HP expects its memristor memory technology to scale better than flash and hopes to offer a product with a storage density of about 20 gigabytes per square centimeter in 2013–double the storage that flash is expected to offer at that time. The move will be an important testing ground for memristors; the reliability and performance of these components, first made at HP Labs in 2008, remain largely unproven.
R. Stan Williams, a senior fellow at HP and director of the company’s information and quantum systems lab, says his group is testing the first batch of sample memristor memory devices made at an undisclosed semiconductor fab. The sample memristor arrays are being built on standard 300-millimeter silicon wafers.
Memristors are nanoscale devices with a variable resistance and the ability to remember their resistance when power is off. HP fabricates them using conventional lithography techniques: laying down a series of parallel metal nanowires, coating the wires with a layer of titanium dioxide a few nanometers thick, and then laying down a second array of wires perpendicular to the first. The points where the wires cross are the memristors, and each can be as small as about three nanometers. This cross-bar structure also makes it possible to pack memristors in very dense arrays.
Both flash and memristor memory are nonvolatile, meaning they hold on to data even when power is cut off.

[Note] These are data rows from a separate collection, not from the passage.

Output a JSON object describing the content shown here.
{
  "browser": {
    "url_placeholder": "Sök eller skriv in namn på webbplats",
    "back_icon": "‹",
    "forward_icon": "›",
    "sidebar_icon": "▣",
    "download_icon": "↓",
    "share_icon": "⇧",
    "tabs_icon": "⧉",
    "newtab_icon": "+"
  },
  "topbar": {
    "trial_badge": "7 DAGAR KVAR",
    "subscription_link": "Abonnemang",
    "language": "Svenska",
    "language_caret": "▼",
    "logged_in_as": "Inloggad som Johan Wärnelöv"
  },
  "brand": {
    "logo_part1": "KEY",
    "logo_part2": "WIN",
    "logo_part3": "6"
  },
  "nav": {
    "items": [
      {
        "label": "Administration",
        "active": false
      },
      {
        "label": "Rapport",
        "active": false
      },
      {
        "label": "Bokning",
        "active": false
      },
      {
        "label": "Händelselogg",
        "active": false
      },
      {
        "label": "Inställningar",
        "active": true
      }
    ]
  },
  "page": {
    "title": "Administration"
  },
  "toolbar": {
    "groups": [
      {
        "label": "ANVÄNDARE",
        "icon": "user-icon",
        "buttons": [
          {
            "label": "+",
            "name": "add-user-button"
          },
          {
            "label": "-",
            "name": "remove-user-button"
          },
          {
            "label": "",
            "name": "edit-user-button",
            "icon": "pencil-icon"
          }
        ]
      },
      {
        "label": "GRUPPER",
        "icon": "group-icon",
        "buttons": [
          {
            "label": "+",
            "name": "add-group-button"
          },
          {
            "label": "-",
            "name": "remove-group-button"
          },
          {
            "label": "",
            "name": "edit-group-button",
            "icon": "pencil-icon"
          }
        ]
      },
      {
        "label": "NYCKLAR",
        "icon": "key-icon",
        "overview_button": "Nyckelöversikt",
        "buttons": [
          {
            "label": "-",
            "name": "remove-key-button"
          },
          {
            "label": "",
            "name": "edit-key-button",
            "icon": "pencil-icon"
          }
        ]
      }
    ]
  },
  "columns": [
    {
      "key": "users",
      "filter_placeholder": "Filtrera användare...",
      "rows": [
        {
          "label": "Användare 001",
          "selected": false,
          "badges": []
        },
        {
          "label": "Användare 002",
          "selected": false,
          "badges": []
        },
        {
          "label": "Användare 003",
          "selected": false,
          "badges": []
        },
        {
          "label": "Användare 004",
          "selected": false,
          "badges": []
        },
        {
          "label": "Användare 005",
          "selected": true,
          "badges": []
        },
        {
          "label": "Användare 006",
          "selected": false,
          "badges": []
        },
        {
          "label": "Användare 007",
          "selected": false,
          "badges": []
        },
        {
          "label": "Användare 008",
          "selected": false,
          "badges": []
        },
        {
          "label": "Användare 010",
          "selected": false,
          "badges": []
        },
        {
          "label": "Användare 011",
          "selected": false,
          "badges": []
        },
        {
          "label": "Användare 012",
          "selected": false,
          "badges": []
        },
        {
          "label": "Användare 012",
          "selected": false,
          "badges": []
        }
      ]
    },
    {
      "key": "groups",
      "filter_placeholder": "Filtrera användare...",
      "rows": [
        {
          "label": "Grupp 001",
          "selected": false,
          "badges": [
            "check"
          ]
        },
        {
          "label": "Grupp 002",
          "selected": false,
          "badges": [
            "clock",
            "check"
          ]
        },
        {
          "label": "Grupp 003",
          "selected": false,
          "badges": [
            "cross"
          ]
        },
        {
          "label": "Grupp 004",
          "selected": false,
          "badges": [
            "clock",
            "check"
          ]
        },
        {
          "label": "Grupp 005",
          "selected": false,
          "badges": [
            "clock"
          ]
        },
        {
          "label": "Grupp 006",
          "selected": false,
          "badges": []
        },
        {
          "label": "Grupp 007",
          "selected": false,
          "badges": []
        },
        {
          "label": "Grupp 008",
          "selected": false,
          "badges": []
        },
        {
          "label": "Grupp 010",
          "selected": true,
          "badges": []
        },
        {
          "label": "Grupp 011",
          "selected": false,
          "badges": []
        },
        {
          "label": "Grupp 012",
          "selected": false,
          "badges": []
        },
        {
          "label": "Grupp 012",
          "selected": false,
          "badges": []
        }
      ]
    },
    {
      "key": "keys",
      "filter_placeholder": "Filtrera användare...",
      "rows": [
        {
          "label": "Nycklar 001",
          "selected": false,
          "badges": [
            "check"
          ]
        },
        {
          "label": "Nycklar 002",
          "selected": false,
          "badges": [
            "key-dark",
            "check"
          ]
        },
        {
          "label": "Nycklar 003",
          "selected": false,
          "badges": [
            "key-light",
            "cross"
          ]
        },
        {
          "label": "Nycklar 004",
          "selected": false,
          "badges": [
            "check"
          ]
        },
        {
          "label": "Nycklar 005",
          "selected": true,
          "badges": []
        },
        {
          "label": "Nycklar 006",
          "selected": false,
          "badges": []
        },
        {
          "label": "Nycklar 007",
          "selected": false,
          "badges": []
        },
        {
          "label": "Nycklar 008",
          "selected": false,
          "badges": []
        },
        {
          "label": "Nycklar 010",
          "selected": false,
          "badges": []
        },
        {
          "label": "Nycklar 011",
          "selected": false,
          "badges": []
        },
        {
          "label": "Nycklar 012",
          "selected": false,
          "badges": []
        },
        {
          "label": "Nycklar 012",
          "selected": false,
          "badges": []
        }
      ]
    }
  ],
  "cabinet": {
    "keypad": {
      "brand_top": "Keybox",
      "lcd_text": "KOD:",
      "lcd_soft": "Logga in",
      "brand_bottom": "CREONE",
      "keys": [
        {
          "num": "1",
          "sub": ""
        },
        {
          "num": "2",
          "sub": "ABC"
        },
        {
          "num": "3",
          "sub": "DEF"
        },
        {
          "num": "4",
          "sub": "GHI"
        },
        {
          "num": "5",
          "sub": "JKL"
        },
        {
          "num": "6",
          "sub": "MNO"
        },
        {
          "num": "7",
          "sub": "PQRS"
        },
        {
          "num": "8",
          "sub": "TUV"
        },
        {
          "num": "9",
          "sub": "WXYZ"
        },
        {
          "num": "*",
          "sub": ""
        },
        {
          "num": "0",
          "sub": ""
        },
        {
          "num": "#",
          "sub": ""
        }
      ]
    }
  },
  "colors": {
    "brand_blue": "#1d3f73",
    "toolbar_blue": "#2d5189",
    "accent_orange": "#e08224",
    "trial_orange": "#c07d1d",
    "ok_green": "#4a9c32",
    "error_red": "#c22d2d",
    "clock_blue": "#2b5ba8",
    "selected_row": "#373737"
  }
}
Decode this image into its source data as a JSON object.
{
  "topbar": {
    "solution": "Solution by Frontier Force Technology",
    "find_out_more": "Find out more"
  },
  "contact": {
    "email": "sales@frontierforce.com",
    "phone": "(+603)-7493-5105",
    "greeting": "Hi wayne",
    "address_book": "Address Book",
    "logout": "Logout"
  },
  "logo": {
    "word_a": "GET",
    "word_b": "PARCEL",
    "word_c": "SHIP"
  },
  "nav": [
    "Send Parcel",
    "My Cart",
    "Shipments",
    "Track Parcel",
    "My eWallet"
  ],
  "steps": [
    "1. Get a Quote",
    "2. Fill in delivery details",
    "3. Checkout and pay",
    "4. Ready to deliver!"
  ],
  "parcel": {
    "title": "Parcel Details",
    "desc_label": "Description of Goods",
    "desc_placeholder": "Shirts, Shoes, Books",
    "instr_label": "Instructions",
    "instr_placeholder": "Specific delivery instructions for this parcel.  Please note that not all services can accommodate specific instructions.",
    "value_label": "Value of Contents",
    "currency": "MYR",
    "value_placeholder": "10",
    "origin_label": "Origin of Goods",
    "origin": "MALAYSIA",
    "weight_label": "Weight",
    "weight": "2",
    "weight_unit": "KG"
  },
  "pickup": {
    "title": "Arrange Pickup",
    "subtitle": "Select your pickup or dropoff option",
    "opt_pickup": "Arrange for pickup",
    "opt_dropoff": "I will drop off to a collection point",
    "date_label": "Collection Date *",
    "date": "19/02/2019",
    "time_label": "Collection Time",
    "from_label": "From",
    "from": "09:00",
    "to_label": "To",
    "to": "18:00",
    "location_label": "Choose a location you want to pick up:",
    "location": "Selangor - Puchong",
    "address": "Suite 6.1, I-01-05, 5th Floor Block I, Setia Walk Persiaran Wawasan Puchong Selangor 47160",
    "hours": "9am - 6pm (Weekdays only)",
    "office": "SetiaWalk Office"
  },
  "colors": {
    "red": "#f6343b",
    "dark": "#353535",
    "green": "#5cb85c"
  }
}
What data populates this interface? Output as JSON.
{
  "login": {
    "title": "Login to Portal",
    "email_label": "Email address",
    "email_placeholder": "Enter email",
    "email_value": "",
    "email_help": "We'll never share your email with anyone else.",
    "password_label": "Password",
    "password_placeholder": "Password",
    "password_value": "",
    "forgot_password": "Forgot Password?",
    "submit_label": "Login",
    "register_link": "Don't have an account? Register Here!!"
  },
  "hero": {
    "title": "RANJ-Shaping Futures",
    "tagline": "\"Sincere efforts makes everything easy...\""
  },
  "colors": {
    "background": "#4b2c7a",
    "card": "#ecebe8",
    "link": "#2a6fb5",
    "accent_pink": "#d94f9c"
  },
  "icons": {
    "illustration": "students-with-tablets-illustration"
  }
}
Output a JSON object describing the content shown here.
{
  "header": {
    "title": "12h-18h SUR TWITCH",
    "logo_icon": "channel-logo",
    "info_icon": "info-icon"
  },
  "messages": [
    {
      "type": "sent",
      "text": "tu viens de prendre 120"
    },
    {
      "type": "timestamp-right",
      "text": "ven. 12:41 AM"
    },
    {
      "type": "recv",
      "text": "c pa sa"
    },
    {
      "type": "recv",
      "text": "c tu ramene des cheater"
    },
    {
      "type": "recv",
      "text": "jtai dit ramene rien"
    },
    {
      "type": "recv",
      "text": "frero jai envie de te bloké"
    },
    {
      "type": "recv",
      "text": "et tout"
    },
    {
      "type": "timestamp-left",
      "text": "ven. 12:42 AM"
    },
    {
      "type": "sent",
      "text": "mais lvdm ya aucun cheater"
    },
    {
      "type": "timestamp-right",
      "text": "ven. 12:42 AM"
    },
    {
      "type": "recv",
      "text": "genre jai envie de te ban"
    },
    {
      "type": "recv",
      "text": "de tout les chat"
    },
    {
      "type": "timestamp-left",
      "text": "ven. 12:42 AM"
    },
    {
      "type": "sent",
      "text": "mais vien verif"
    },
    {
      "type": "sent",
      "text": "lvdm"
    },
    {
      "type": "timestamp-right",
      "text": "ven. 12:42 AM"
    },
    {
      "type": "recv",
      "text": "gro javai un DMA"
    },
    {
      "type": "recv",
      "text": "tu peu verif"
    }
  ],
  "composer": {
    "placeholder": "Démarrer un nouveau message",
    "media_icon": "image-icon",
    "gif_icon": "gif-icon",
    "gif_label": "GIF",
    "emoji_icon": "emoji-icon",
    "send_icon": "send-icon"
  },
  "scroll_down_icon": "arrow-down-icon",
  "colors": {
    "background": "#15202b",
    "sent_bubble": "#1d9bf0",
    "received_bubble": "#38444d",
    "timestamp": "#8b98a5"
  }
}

Flash has some limitations, though. It can only withstand about 100,000 data-writing cycles, and, like all devices based on silicon transistors, it will come up against physical limits as it’s scaled to make more storage-dense memory devices. Williams says that memristor memory can withstand up to about a million read-write cycles in lab tests. “We will be able to scale faster and farther than flash because the memristor is a very simple structure, and it can be stacked,” Williams says.
Other researchers are cautiously optimistic about memristors’ promise. While silicon’s material properties are well known, those of the materials used to make Williams’s memristors are not–at least so far.
“The fundamentals of why these metal oxides switch the way they do are not well understood,” says Curt Richter, leader of the NanoElectronic Device Metrology project at the National Institute of Standards and Technology (NIST) in Gaithersburg, MD. A better understanding of the fundamental material properties of the metal oxides used to make the memristors will be critical to ensuring that chips with billions of the devices operate reliably over as long as 10 years.